Studying Abroad – Semester III
I’ve been wanting to write this post for a while now, but I just couldn’t get myself to. Then I received a text from a friend today which made me want to finally get down and write this.
I’ve always wanted to study abroad – not so much for the prestigious degree or career prospects – but because I’ve always wanted to get a feel of what it’s like to leave home and live and study in a completely foreign country where you don’t know the language, the rules, the norms, the people. I’m not a fan of change, but change has been a constant in my life since a very young age and that’s why I was so sure I could handle whatever I had coming.

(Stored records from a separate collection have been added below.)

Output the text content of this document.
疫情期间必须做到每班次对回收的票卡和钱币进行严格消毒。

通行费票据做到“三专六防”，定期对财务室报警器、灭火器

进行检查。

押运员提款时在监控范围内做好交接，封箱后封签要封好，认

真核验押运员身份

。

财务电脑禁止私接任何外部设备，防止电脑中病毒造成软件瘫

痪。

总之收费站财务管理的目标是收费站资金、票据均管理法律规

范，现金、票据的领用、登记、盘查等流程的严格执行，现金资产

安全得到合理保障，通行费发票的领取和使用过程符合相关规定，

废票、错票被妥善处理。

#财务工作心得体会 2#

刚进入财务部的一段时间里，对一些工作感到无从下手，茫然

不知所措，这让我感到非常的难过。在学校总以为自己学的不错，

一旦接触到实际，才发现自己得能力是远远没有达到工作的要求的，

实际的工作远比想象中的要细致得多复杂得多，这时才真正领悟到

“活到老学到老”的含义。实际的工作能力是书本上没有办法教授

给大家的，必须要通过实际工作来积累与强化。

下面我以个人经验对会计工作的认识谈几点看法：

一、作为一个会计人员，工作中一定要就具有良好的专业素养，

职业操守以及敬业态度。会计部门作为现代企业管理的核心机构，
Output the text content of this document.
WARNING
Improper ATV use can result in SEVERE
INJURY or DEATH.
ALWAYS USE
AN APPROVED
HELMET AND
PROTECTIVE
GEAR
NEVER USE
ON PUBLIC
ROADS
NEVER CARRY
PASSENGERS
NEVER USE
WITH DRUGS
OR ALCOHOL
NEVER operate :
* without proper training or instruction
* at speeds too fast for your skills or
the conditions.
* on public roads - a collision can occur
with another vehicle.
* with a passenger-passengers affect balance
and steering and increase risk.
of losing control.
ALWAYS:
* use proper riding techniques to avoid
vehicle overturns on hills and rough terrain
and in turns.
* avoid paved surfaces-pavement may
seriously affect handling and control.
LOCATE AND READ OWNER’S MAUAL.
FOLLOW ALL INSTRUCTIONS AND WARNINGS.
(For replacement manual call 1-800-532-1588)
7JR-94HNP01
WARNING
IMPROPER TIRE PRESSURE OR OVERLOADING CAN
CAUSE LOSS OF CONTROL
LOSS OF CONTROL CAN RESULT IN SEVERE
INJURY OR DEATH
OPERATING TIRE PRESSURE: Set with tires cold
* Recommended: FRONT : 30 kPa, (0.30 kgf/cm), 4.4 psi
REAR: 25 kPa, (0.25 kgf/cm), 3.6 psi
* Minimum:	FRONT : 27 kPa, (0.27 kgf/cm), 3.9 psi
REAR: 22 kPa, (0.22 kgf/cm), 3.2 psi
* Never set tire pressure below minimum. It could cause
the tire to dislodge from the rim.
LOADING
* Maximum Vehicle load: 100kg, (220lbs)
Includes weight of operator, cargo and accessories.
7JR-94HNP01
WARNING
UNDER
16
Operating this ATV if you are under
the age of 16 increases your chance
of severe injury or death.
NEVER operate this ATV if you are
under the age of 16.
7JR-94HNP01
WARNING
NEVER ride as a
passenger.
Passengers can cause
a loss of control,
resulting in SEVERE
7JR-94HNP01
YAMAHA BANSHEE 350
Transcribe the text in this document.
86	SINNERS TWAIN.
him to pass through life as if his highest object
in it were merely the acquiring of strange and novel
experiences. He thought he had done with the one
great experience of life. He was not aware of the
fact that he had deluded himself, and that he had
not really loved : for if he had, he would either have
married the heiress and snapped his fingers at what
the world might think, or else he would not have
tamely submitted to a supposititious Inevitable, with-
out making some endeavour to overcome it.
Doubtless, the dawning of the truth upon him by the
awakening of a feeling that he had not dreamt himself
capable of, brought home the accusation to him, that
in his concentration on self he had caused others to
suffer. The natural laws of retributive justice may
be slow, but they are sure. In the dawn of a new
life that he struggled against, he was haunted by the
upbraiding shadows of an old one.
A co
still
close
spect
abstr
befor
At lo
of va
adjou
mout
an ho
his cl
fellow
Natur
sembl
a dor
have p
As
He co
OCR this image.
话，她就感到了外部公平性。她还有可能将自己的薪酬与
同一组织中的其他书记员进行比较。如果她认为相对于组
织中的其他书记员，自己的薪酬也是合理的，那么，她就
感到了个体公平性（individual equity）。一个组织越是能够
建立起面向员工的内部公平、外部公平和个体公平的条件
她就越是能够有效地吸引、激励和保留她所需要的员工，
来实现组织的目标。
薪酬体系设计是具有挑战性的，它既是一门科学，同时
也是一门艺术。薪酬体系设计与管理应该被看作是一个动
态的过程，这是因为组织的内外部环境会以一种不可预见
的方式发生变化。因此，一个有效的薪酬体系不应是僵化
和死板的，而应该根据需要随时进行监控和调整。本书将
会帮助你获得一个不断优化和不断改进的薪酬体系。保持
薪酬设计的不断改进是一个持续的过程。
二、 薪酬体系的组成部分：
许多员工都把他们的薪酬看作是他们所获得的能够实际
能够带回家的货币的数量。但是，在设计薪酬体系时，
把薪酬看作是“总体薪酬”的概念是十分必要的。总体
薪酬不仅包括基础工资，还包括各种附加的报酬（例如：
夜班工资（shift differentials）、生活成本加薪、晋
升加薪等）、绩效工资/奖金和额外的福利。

My third semester was a roller coaster ride – I had the best time and the worst time. In four months, I learnt things about myself and other people that I couldn’t have had I chosen to stay in my comfort zone at home. Studying abroad has given me experiences that’s made me look beyond my bed of roses. It’s opened my eyes to some gorgeously beautiful things, but it has also opened my eyes to some things that have slowly started to crumble my naively innocent idea of the world.
I’ve learnt there is no one way to life. What’s considered normal in one place could be frowned upon in another. What’s considered taboo to you couldn’t be more ordinary to me. I’ve learnt the only standard that can be put on life is peace and happiness.
I’ve learnt whatever I choose to do in life from now on – whether it’s the course I choose or the job I do – it has to be something I truly enjoy doing. I will not spend a minute studying or working on something I don’t enjoy.
I’ve learnt not everyone I let into my life is good for me. I’ve learnt almost everyone has an agenda, and you have to watch out for yourself. I’ve learnt there’s no solid right or wrong, there’s only understanding in every situation – you can either understand a situation or you can’t. Above all, I’ve learnt I’m not as nice as I thought I was and I can finally admit that I have some toxic traits too and it’s not always the other person.
I don’t know what studying abroad means for a child who was always very independent. But studying abroad for a child who wasn’t means you have to figure out everything by yourself, from the chores you didn’t know quite existed to the complicated exams you have to pass, to relationships, to just about everything else – and with each thing you figure out – doesn’t matter if you got it right or wrong – you grow. I can afford to have new experiences hitting at me one after another; I can try new things, tumble and fall and get up; and looking around me I realize it’s not so much a privilege for everyone. And if that’s not all you could ask for at 24, what is?